Umzug der Windmühle und erneute Restaurierung

Ende gut, alles gut, möchte man da schon sagen. Doch das wäre voreilig. Denn die größte Operation stand der Mühle noch bevor. Denn nach dem Tod von Alfred Weste im Jahr 2012 wurde sein Hof samt Mühle verkauft. Die Ungewissheit wurde wieder zum ständigen Begleiter der Dettumer, die so viel Zeit in die Windmühle investiert hatten.

„Der neue Besitzer hat schon bald nach dem Kauf des Hofes mitbekommen, dass der Verein großes Interesse an der Mühle hat. Deshalb hat er dem Verein das Grundstück, auf dem die Mühle jetzt steht, zum Kauf angeboten“, sagt Christine Lehmann. Mehr noch: Im Jahr 2015 ging die Mühle als Spende seitens des neuen Besitzers des Mühlengrundstücks in den Besitz des Vereins über. So wurde die Mühle zwischen Herbst 2016 und Frühjahr 2017 abgebaut und in restaurierter Form 80 Meter weiter westlich wieder aufgebaut.

„Es war ein absoluter Glücksgriff, dass die Mühle umziehen konnte. Jetzt steht sie auf eigenem Grund und Boden. Und sie hätte sowieso zerlegt werden müssen. Der Hammer, der die ganze Mühle trägt, war schadhaft und musste erneuert werden“, erklärt Christine Lehmann.

Hinzu kommt, dass der neue Standort besser für den Betrieb der Windmühle geeignet ist. „Es ist wichtig, dass der Wind die Mühle ungehindert erreichen kann. An ihrem alten Standort stand die Mühle hinter einer großen Scheune, dadurch kam es zu Verwirbelungen. Das ist ungünstig, denn der Wind soll nur von einer Seite auf die Mühle treffen. Jetzt steht sie von allen Seiten frei“, freut sich Christine Lehmann. Zudem kann die Mühle jetzt wieder in den Wind gedreht werden, weil der Hammer wieder funktionsfähig ist.

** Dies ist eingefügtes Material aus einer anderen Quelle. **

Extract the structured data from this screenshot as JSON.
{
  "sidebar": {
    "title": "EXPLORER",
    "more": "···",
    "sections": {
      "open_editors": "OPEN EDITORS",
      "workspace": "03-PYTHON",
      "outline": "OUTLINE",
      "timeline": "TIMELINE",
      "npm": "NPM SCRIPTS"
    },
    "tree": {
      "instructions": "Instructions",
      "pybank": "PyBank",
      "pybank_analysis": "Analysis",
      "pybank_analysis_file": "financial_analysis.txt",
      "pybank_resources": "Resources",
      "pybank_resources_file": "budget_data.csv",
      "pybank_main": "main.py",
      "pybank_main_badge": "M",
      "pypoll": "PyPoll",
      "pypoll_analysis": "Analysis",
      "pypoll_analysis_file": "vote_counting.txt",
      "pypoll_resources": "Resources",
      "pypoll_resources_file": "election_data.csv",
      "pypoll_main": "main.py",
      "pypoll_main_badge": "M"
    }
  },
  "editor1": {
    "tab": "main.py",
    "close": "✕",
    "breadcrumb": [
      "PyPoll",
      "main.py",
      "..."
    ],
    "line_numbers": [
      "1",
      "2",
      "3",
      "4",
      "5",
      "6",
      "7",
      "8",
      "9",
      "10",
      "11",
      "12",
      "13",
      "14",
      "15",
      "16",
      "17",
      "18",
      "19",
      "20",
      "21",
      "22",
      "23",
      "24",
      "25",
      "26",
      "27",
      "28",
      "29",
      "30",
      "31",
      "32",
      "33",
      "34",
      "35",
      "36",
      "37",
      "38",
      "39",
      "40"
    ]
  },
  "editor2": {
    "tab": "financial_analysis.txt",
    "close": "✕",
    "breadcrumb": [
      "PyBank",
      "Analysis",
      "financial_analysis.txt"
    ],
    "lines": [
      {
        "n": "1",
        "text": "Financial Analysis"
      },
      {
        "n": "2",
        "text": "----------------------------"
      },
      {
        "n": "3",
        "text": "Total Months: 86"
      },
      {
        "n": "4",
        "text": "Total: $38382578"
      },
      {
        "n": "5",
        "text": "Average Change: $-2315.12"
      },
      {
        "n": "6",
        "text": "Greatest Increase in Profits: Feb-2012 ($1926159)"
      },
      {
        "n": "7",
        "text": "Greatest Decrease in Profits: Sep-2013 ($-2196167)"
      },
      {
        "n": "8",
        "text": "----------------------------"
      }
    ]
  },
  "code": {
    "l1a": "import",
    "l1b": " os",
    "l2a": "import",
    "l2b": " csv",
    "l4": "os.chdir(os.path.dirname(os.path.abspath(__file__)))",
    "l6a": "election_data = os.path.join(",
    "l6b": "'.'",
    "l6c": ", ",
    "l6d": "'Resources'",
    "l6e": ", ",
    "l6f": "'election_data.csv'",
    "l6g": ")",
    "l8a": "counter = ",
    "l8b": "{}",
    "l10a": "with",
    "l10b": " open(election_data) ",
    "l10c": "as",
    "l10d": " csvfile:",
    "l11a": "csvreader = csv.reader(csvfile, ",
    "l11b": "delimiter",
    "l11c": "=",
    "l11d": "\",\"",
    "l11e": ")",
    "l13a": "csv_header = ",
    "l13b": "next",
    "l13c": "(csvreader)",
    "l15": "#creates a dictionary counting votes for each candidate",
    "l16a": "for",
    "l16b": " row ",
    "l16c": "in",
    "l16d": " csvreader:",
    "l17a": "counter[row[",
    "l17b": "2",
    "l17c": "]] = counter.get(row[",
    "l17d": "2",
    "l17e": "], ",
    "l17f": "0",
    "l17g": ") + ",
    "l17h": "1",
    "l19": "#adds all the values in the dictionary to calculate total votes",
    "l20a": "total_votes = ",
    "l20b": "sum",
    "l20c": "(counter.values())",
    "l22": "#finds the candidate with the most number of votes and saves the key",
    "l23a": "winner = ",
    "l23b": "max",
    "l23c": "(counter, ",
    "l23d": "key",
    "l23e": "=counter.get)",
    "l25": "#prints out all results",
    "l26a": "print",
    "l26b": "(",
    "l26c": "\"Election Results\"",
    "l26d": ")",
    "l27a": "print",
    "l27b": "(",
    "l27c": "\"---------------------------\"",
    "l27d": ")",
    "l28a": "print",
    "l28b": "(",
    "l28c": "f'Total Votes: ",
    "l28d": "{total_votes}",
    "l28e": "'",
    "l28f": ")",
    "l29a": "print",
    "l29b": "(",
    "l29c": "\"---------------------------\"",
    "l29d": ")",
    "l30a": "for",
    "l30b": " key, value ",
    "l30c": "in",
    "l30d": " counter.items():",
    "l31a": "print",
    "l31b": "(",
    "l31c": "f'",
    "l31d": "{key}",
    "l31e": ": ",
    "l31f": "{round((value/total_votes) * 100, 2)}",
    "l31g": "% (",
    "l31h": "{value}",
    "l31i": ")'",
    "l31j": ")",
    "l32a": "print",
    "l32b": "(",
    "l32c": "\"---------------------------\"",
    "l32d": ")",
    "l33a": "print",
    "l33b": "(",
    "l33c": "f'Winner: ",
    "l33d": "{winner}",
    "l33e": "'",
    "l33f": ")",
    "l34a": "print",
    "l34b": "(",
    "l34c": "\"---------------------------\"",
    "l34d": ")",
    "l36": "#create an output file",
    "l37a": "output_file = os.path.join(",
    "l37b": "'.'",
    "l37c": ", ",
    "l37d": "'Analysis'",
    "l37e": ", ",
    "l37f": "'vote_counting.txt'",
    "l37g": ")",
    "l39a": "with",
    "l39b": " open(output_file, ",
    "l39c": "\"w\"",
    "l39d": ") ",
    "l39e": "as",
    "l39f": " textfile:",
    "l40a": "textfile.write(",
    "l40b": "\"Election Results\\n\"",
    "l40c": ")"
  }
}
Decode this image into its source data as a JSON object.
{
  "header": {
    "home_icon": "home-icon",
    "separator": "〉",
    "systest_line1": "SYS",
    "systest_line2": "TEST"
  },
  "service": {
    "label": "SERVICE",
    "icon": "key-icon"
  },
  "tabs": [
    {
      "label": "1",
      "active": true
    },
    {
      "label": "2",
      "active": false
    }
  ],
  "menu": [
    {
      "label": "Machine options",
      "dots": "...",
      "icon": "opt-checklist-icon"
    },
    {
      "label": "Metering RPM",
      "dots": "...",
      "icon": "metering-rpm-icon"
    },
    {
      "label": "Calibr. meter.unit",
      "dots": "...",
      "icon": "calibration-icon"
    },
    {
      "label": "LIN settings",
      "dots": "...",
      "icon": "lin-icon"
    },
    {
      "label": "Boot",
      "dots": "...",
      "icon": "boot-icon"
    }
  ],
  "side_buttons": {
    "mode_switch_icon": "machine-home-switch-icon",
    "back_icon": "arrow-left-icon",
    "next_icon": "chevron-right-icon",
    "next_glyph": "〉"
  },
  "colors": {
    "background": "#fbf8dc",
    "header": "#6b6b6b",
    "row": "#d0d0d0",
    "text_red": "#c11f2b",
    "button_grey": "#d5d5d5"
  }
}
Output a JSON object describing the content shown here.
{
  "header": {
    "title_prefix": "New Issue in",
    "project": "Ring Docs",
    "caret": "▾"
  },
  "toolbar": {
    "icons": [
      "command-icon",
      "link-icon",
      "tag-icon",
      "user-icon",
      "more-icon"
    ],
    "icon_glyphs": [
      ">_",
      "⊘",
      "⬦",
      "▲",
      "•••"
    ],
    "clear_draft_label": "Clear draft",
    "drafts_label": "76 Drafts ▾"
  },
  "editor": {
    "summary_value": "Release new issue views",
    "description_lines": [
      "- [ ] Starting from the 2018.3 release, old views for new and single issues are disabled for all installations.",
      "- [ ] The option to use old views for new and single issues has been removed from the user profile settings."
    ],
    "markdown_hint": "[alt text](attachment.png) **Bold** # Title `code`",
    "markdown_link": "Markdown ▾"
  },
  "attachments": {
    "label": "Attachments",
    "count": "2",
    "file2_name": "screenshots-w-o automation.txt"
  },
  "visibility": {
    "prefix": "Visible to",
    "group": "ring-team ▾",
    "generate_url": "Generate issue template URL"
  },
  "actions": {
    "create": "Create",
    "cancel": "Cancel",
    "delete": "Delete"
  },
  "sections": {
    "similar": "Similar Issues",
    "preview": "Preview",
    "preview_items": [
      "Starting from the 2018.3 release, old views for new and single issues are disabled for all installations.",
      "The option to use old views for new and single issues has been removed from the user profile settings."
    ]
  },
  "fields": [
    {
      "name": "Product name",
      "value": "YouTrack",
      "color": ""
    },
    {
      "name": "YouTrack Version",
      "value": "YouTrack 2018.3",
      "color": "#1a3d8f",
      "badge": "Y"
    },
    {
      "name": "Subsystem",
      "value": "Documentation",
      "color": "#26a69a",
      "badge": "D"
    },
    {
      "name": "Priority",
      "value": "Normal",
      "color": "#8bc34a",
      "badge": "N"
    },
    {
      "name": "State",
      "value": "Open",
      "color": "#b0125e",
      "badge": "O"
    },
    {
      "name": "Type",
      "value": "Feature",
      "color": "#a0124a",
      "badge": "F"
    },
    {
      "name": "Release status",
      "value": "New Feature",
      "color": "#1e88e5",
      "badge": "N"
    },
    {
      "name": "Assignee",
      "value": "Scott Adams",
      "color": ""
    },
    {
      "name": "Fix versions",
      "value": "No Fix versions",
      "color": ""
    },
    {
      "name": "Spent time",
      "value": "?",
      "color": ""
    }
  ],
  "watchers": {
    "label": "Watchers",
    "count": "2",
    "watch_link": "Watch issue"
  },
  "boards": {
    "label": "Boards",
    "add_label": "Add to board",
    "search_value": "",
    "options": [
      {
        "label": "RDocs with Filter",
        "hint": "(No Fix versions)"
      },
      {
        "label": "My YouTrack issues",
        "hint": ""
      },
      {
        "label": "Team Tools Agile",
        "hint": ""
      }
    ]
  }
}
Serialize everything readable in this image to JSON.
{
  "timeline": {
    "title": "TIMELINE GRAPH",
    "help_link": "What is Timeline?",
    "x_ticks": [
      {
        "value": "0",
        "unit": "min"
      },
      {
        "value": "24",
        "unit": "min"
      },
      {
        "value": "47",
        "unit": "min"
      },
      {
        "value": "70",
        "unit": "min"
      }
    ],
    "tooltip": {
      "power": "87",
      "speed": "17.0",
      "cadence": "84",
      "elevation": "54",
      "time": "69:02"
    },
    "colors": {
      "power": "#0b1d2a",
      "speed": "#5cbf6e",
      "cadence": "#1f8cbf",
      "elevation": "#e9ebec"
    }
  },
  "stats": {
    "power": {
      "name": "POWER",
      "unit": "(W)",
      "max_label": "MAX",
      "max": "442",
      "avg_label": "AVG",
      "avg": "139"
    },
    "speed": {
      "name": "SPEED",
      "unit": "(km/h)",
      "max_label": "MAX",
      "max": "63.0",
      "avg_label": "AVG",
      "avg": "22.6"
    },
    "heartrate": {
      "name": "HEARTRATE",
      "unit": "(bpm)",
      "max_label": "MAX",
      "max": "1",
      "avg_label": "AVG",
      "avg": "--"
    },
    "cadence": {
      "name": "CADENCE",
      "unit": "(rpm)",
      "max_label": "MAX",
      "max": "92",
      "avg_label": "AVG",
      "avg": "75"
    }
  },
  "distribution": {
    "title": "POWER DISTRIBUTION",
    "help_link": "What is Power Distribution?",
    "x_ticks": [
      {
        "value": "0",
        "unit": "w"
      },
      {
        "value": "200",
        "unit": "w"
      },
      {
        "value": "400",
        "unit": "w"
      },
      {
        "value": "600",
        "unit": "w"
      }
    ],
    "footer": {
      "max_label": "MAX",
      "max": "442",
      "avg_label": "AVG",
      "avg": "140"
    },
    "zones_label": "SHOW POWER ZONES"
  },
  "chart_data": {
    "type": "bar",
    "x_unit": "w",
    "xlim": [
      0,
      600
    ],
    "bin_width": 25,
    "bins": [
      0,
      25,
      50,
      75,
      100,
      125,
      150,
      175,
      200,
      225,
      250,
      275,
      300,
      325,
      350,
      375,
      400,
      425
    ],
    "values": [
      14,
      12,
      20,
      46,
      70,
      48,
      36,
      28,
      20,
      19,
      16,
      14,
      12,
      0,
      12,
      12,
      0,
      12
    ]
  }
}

Technisches Denkmal Windmühle Dettum

Damit zählt die Dettumer Windmühle zu den letzten fünf Wind- und Wassermühlen in der Region um Wolfenbüttel, die in funktionsfähigem Zustand sind. Als einzige Bockwindmühle im Umfeld der Asse steht sie unter Denkmalschutz.

„Wenn etwas gelingt, sagt man ja immer, das Projekt hat viele Väter. Aber bei der Sanierung und der Verlegung des Mühlenstandortes kann man wirklich sagen, dass alle Akteure Großes bewirkt haben. Meine Aufgabe war, die Verantwortlichen des Vereins zu motivieren, Mittel aus dem Zukunftsfonds Asse zu beantragen. Mit den Mitteln aus dem Fonds konnten wie die Mühle für die nächsten 150 Jahre als Kulturgut im Landkreis Wolfenbüttel sichern und für die Nachwelt erhalten“, so Uwe Schäfer.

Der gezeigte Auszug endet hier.